Samara Schwingel*
postado em 14/04/2019 15:06
Mentor: uma bússola para a carreira
Já pensou se você pudesse contar com os conselhos de alguém mais experiente na sua área de atuação na hora de tomar decisões? É para isso que existe a mentoria. O formato, que pode ser pago ou gratuito, tem ganhado tanto destaque que virou programa institucional em muitas empresas, possibilitando aos novatos aprender com os veteranos
Já imaginou ter alguém que o aconselhe em momentos importantes e que sirva de referência enquanto você traça sua carreira? Esse é o papel de um mentor. Uma pessoa que tem mais experiência na sua área de atuação e o ajuda a entender mais sobre determinado assunto, além de dar orientações a fim de definir a melhor maneira de lidar com possíveis problemas. Achar um conselheiro do tipo não precisa ser um bicho de sete cabeças: basta procurar por alguém que tenha uma trajetória admirável.
Ele também precisa estar disposto a aconselhar alguém que queira seguir o mesmo caminho. Esse tipo de orientação é cada vez mais valorizado: existem até sites e aplicativos que podem ajudar interessados a encontrar mentores. A tendência também chegou ao mundo corporativo: grandes empresas, especialmente as grandes e as multinacionais, têm promovido programas institucionais para a troca de conhecimento entre colaboradores novatos e antigos.
Entenda papel
É importante destacar que um mentor é diferente de um coach. Enquanto o primeiro é um tipo de conselheiro, que você pode procurar nos momentos de dúvida; o segundo é uma espécie de provocador, que deve instigá-lo e ;treiná-lo; para alcançar algum objetivo. Um mentor é alguém mais experiente no seu ramo de atuação e capaz de aconselhar outro indivíduo. Não é necessário que ele passe por formação específica em mentoria para auxiliá-lo: a própria trajetória, os conhecimentos e as conquistas dele servem de base para orientar pessoas que pretendem trilhar ou trilham o mesmo caminho. Na hora de iniciar uma trajetória ou tomar uma decisão de carreira, é importante estar seguro da escolha e ciente das consequências.

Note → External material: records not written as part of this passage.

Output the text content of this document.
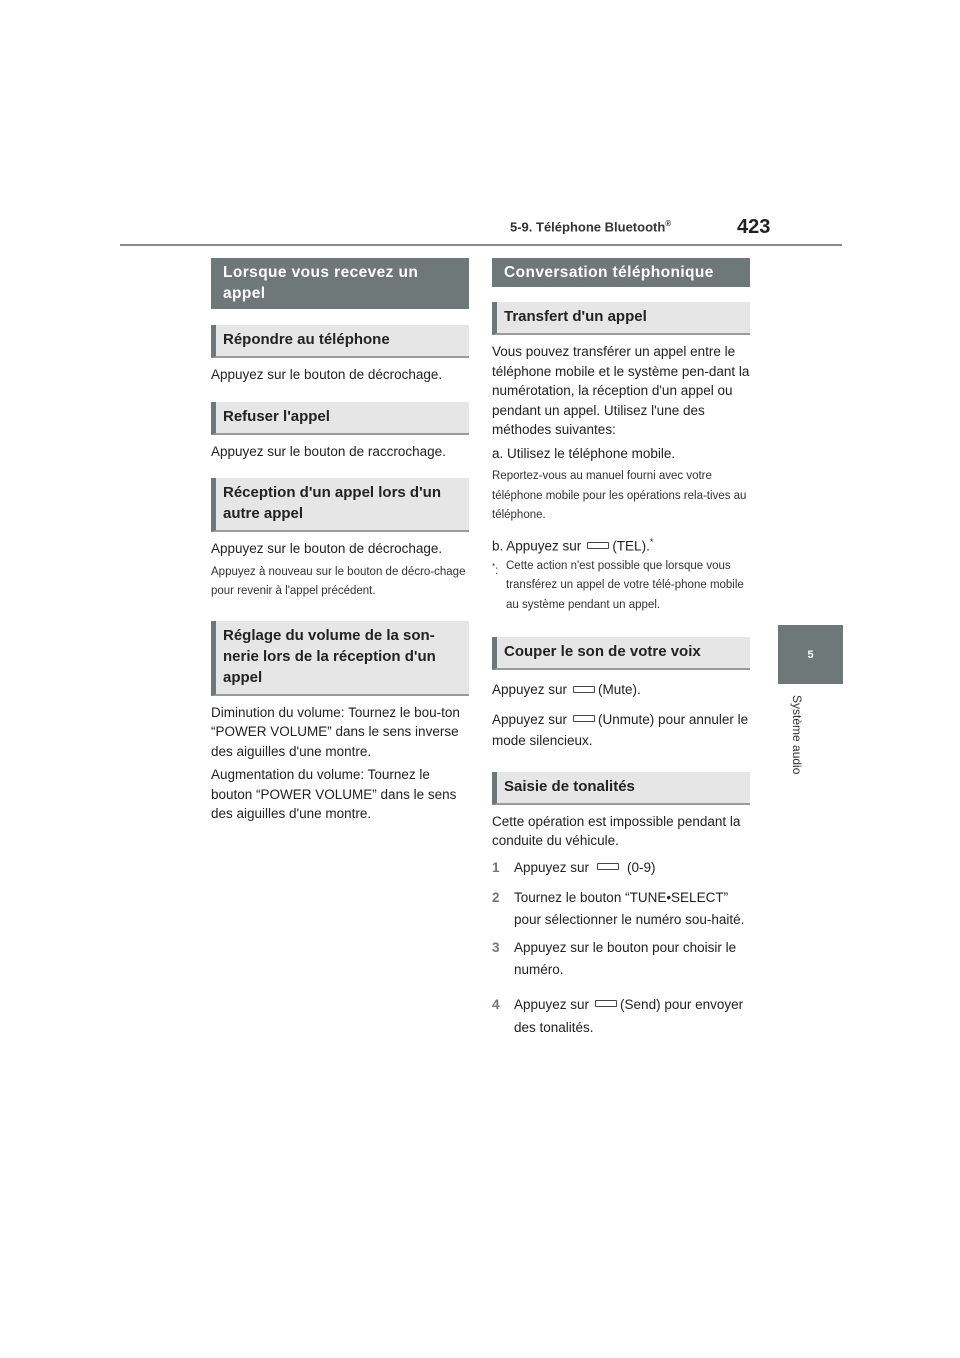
5-9. Téléphone Bluetooth®	423
5
Système audio
Lorsque vous recevez un appel
Répondre au téléphone

Appuyez sur le bouton de décrochage.

Refuser l'appel

Appuyez sur le bouton de raccrochage.

Réception d'un appel lors d'un autre appel

Appuyez sur le bouton de décrochage.

Appuyez à nouveau sur le bouton de décro-chage pour revenir à l'appel précédent.

Réglage du volume de la son-nerie lors de la réception d'un appel

Diminution du volume: Tournez le bou-ton “POWER VOLUME” dans le sens inverse des aiguilles d'une montre.

Augmentation du volume: Tournez le bouton “POWER VOLUME” dans le sens des aiguilles d'une montre.

Conversation téléphonique
Transfert d'un appel

Vous pouvez transférer un appel entre le téléphone mobile et le système pen-dant la numérotation, la réception d'un appel ou pendant un appel. Utilisez l'une des méthodes suivantes:

a. Utilisez le téléphone mobile.

Reportez-vous au manuel fourni avec votre téléphone mobile pour les opérations rela-tives au téléphone.

b. Appuyez sur (TEL).*

*: Cette action n'est possible que lorsque vous transférez un appel de votre télé-phone mobile au système pendant un appel.
Couper le son de votre voix

Appuyez sur (Mute).

Appuyez sur (Unmute) pour annuler le mode silencieux.

Saisie de tonalités

Cette opération est impossible pendant la conduite du véhicule.

1	Appuyez sur	(0-9)
2	Tournez le bouton “TUNE•SELECT” pour sélectionner le numéro sou-haité.
3	Appuyez sur le bouton pour choisir le numéro.
4	Appuyez sur (Send) pour envoyer des tonalités.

Para as pessoas que não se sentem dessa forma, os mentores se tornam importantes aliados na caminhada profissional. A interferência de um conselheiro afeta o desempenho e a produtividade dos mentorados, indicam especialistas em gestão de pessoas. De acordo com Deise Gomes, gerente executiva da consultoria Thomas Case & Associados, o mentor funciona como um guia. ;Esse tipo de orientador ajuda o profissional a perceber as opções e escolher o melhor caminho;, afirma ela, que é master coach. ;Na maioria das vezes, é uma pessoa de dentro da empresa ou um conhecido que tem experiência de vida ou carreira que sirva para dar dicas;, completa.
Na visão do contratante
Deise Gomes, graduada em gestão de recursos humanos pela Universidade Anhembi Morumbi, auxilia empresas interessadas em implementar programas do tipo a estruturar mentores. Para ela, o método não deveria ser aplicado apenas na área profissional, mas nos outros aspectos da vida também. ;Todas as pessoas deveriam passar por mentoria uma vez, sem dúvida;, considera. ;Temos grandes corporações multinacionais e nacionais com RHs mais estruturados, que têm trazido a técnica para dentro de suas organizações;, completa.

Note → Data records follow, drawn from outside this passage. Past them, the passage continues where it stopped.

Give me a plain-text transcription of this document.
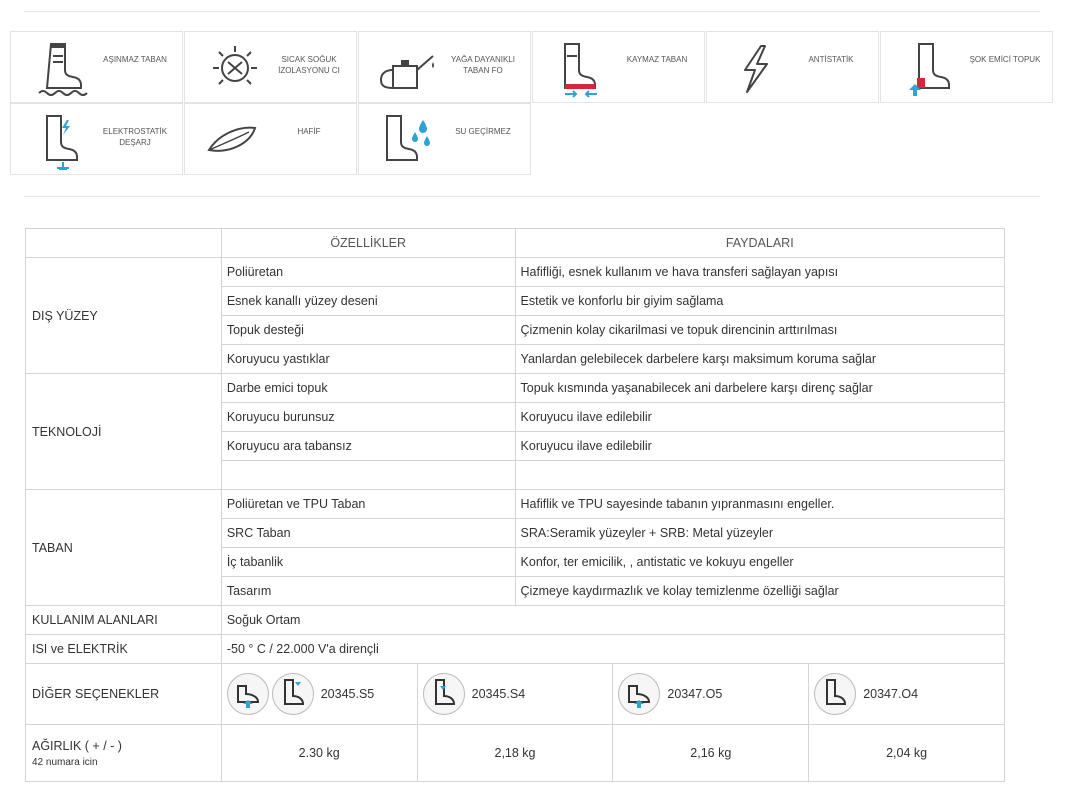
AŞINMAZ TABAN	SICAK SOĞUK İZOLASYONU CI
YAĞA DAYANIKLI TABAN FO
KAYMAZ TABAN	ANTİSTATİK	ŞOK EMİCİ TOPUK
ELEKTROSTATİK DEŞARJ
HAFİF	SU GEÇİRMEZ
	ÖZELLİKLER	FAYDALARI
DIŞ YÜZEY	Poliüretan	Hafifliği, esnek kullanım ve hava transferi sağlayan yapısı
	Esnek kanallı yüzey deseni	Estetik ve konforlu bir giyim sağlama
	Topuk desteği	Çizmenin kolay cikarilmasi ve topuk direncinin arttırılması
	Koruyucu yastıklar	Yanlardan gelebilecek darbelere karşı maksimum koruma sağlar
TEKNOLOJİ	Darbe emici topuk	Topuk kısmında yaşanabilecek ani darbelere karşı direnç sağlar
	Koruyucu burunsuz	Koruyucu ilave edilebilir
	Koruyucu ara tabansız	Koruyucu ilave edilebilir

TABAN	Poliüretan ve TPU Taban	Hafiflik ve TPU sayesinde tabanın yıpranmasını engeller.
	SRC Taban	SRA:Seramik yüzeyler + SRB: Metal yüzeyler
	İç tabanlik	Konfor, ter emicilik, , antistatic ve kokuyu engeller
	Tasarım	Çizmeye kaydırmazlık ve kolay temizlenme özelliği sağlar
KULLANIM ALANLARI	Soğuk Ortam	
ISI ve ELEKTRİK	-50 ° C / 22.000 V'a dirençli	
DİĞER SEÇENEKLER	20345.S5	20345.S4	20347.O5	20347.O4

AĞIRLIK ( + / - )
42 numara icin	2.30 kg	2,18 kg	2,16 kg	2,04 kg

No mundo corporativo, ela explica, o público-alvo dos programas institucionais de mentoria é quem trabalha nos níveis executivos e administrativos de uma empresa. Érika Gagliardi, professora de administração do Centro Universitário de Brasília (UniCeub), ressalta que investir na aprendizagem do colaborador é uma tendência entre empregadores, inclusive por meio de iniciativas do tipo. ;É possível notar que cada vez mais empresas, especialmente as grandes, apostam em programas de mentoria e coaching;, afirma a administradora, especialista em recursos humanos e mestre em gestão do conhecimento pela Universidade Católica de Brasília (UCB).
;Os setores de recursos humanos estão buscando desenvolver algumas habilidades. Esse tipo de processo é mais eficaz para o aprendizado de competências-chave por parte dos colaboradores do que outras alternativas, como oferecer cursos;, continua. Os contratantes valorizam cada vez mais atributos comportamentais, como resiliência e flexibilidade. Em vez de priorizar capacidades técnicas, preferem recrutar pessoas aptas a mudar. ;Os RHs estão contratando empregados que sejam capazes de se adaptar e aprender coisas novas;, afirma Érika.
Ela pondera, no entanto, que existem pessoas sem técnica para desenvolver essa influência. ;Têm muitos mentores vendendo um conhecimento que não possuem. Vendem uma coisa, mas não têm experiência naquilo;, diz. Por isso, ela orienta diretores de RH e profissionais interessados em aconselhamento a checar os dados antes de contratar alguém, quando a ajuda for paga. ;Para uma empresa, é importante prestar atenção e ir atrás do currículo da pessoa em questão, falar com quem passou pelo processo e buscar referências;, ressalta.
A contrapartida de quem recebe orientação
A professora Érika destaca que programas de mentoria só funcionarão se houver vontade por parte do mentorado ; não bastar ser um desejo do empregador. ;Ter um orientador muda muito a experiência de uma pessoa dentro da empresa, mas sempre depende do colaborador querer aprender;, diz. ;A fim de que o processo seja bem-sucedido, também é importante escolher um mentor adequado, que seja referência naquela área de atuação;, observa. Ela acredita que, se por acaso um conselho der errado, não adianta culpar o conselheiro. ;Eu não iria por esse caminho de apontar culpados. Apesar de o mentor ter experiências, ele não sabe tudo. Não há garantias de que algo dará certo, são riscos a se correr;, afirma.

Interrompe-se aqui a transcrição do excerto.